Gli scacchi, il gioco e la sfida, non sono che una metafora della visione del mondo di Zweig: sconfitta, o meglio ancora rinuncia, come quella che lo
stesso autore si apprestava a compiere nella vita reale: il suo ultimo racconto
prima del suicidio.
La prefazione di Daniele Del Giudice, da leggere rigorosamente
dopo, mette in evidenza chi si contrappone nelle partite a bordo della nave diretta in America: i "nemici" non sono tanto l’uomo rozzo
e con un solo talento, il campione degli scacchi che “monetarizza” la sua unica
abilità, simbolo del nuovo modello di umanità che la società del ‘900 impone, e il
signor B., avvocato , che ha scoperto il gioco degli scacchi durante la
segregazione ad opera della Gestapo, e lo ha trasformato in un procedimento mentale
atto alla sopravvivenza ma destinato a
diventare squilibrio.
I veri “antagonisti”, dice Del Giudice, sono Czentovič
e il narratore, ovvero la
voce e lo sguardo di Zweig, ancorato al modello di uomo “aristocratico” dell’800,
incapace di “considerare” l’uomo nuovo,
il nuovo cliente, ma al suo cospetto irrimediabilmente perdente.

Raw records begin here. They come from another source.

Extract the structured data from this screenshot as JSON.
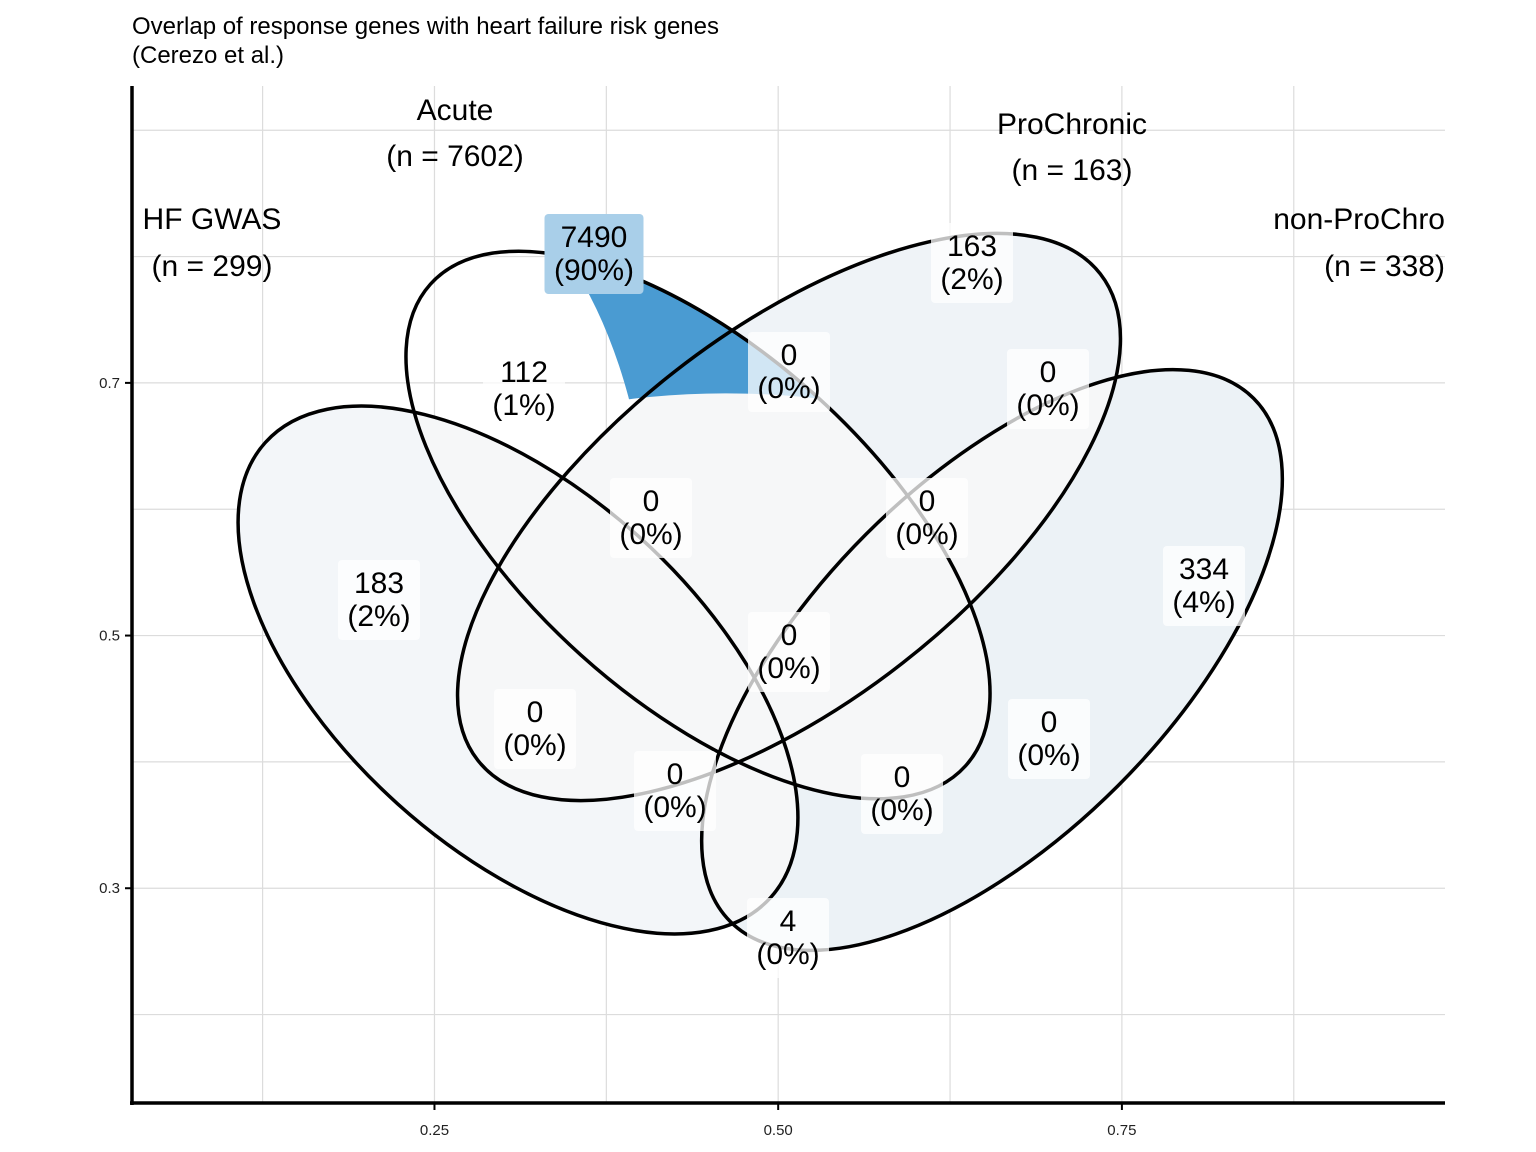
{
  "chart_data": {
    "type": "venn",
    "title": "Overlap of response genes with heart failure risk genes",
    "subtitle": "(Cerezo et al.)",
    "xlabel": "",
    "ylabel": "",
    "xlim": [
      0.03,
      0.985
    ],
    "ylim": [
      0.13,
      0.935
    ],
    "x_ticks": [
      0.25,
      0.5,
      0.75
    ],
    "x_tick_labels": [
      "0.25",
      "0.50",
      "0.75"
    ],
    "y_ticks": [
      0.3,
      0.5,
      0.7
    ],
    "y_tick_labels": [
      "0.3",
      "0.5",
      "0.7"
    ],
    "grid": true,
    "sets": [
      {
        "name": "HF GWAS",
        "n_label": "(n = 299)",
        "n": 299
      },
      {
        "name": "Acute",
        "n_label": "(n = 7602)",
        "n": 7602
      },
      {
        "name": "ProChronic",
        "n_label": "(n = 163)",
        "n": 163
      },
      {
        "name": "non-ProChro",
        "n_label": "(n = 338)",
        "n": 338
      }
    ],
    "regions": [
      {
        "sets": [
          "Acute"
        ],
        "count": "7490",
        "pct": "(90%)",
        "value": 7490
      },
      {
        "sets": [
          "ProChronic"
        ],
        "count": "163",
        "pct": "(2%)",
        "value": 163
      },
      {
        "sets": [
          "HF GWAS",
          "Acute"
        ],
        "count": "112",
        "pct": "(1%)",
        "value": 112
      },
      {
        "sets": [
          "Acute",
          "ProChronic"
        ],
        "count": "0",
        "pct": "(0%)",
        "value": 0
      },
      {
        "sets": [
          "ProChronic",
          "non-ProChronic"
        ],
        "count": "0",
        "pct": "(0%)",
        "value": 0
      },
      {
        "sets": [
          "HF GWAS",
          "Acute",
          "ProChronic"
        ],
        "count": "0",
        "pct": "(0%)",
        "value": 0
      },
      {
        "sets": [
          "Acute",
          "ProChronic",
          "non-ProChronic"
        ],
        "count": "0",
        "pct": "(0%)",
        "value": 0
      },
      {
        "sets": [
          "HF GWAS"
        ],
        "count": "183",
        "pct": "(2%)",
        "value": 183
      },
      {
        "sets": [
          "non-ProChronic"
        ],
        "count": "334",
        "pct": "(4%)",
        "value": 334
      },
      {
        "sets": [
          "HF GWAS",
          "Acute",
          "ProChronic",
          "non-ProChronic"
        ],
        "count": "0",
        "pct": "(0%)",
        "value": 0
      },
      {
        "sets": [
          "HF GWAS",
          "ProChronic"
        ],
        "count": "0",
        "pct": "(0%)",
        "value": 0
      },
      {
        "sets": [
          "Acute",
          "non-ProChronic"
        ],
        "count": "0",
        "pct": "(0%)",
        "value": 0
      },
      {
        "sets": [
          "HF GWAS",
          "ProChronic",
          "non-ProChronic"
        ],
        "count": "0",
        "pct": "(0%)",
        "value": 0
      },
      {
        "sets": [
          "HF GWAS",
          "Acute",
          "non-ProChronic"
        ],
        "count": "0",
        "pct": "(0%)",
        "value": 0
      },
      {
        "sets": [
          "HF GWAS",
          "non-ProChronic"
        ],
        "count": "4",
        "pct": "(0%)",
        "value": 4
      }
    ],
    "colors": {
      "highlight": "#4a9bd2",
      "highlight_label_bg": "#a9cfe9",
      "hf_only": "#f3f6f9",
      "pro_only": "#eff3f7",
      "nonpro_only": "#ecf2f6",
      "overlap": "#f6f7f8",
      "label_bg": "#ffffff",
      "outline": "#000000",
      "grid": "#dcdcdc"
    }
  }
}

“Mano a mano che il pedale della narrazione appoggia su una
metafora secca, quasi senza accorgercene scivoliamo da un conflitto a un altro:
l’opposizione non riguarda più due manie contrapposte, una naturale e l’altra
forzata, né la tragica resistenza spirituale contro il nazismo, bensì il
tramonto dell’anima aristocratica, sensibile tormentata costretta a soccombere
di fronte a un’intelligenza arrogante, selettiva e perciò “vincente”. E da qui
in poi cominciamo a tenere sempre più per Czentovič e un po’ meno per Zweig.”
Non ho alcuna particolare (anzi, alcuna senza particolare)
ammirazione per chi concentra tutto sull'abilità unica, e ne fa il perno della propria esistenza o dei propri sogni, e penso ad esempio a chi guadagna più dei passeggeri di un vagone della metropolitana messi insieme solo perchè sa menare la palla in una porta.
[Sono fuori moda
senza alcun appello]
In realtà mano a mano che il pedale ecceteraeccetera, non ho mai cominciato a tenere per il contadino russo.
E neanche per Zweig, che costringe il signor B. all'abbandono, scuotendolo dal delirio.
La mia simpatia è tutta per il signor B., al quale mi sarebbe piaciuto dare un’altra
possibilità, al di fuori del gioco e
delle regole.
Fuori dal gioco e dalle regole.
Fuori dal gioco e dalle regole.
La mia Novella degli scacchi è questa.